PHP kicked Perl's butt in the shared web-hosting environment.

You could do amazing stuff with mod_perl, but it was not possible to run a shared host with mod_perl without exposing every customer to every other customer's code. You could still do cool stuff with vanilla CGIs. Perl was practically synonymous with CGI back in the day. Once you grew past what a simple CGI would handle, it suddenly got a lot harder and a lot more expensive.

Meanwhile, PHP had simple Perl-like syntax and ran nicely in shared hosting. Better yet, you didn't have to choose from one of the 400 different Perl templating systems. No need to choose between TemplateToolkit, HTML::Mason, or Embperl. You just used the standard, built in templating.

PHP won because it was worse, you didn't have the power or choice Perl provided, but it was more than good enough and it was cheaper to grow with.
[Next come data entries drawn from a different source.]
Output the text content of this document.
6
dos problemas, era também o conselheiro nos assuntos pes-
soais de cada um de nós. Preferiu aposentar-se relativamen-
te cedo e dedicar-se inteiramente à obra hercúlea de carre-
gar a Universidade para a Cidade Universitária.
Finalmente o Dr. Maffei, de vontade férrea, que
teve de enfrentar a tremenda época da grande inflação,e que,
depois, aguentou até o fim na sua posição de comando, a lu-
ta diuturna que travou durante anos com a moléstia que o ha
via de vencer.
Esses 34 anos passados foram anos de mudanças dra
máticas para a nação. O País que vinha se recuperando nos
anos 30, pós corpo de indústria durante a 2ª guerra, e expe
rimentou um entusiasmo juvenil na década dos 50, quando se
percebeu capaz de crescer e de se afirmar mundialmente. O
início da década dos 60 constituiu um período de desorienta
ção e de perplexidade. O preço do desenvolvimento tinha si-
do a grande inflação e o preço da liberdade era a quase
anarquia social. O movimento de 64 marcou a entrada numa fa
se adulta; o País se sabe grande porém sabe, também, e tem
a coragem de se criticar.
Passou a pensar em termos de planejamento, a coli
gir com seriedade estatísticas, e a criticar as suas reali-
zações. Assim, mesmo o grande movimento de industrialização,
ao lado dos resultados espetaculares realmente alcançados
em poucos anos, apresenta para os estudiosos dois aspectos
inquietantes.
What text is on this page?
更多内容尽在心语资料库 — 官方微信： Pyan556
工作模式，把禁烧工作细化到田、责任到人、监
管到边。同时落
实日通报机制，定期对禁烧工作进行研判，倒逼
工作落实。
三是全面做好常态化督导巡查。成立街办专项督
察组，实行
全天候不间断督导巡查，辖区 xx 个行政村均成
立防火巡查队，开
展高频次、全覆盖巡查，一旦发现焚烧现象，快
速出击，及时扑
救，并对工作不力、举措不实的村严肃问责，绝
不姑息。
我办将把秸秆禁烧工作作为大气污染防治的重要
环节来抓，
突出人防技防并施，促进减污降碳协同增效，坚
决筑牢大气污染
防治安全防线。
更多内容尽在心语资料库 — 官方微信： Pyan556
On Perl vs Python: - Perl was weird and proud of it, it promised creative power and flexibility - Python promised regularity and clear rules

- Perl tried to make hard things easy - Python tried to make routine things routine

- Perl had weird primitives that let you build whatever magical OO nonsense you wanted. - Python supported writing glorified struct OO that was fashionable at the time

- Perl was difficult to integrate with C libraries - Pyton integrated much more easily with C libraries

That being said, I like Perl much more than Python. Using Perl still feels magical, even if some of the syntax is odd. Using Python feels like I have my shoes on the wrong feet.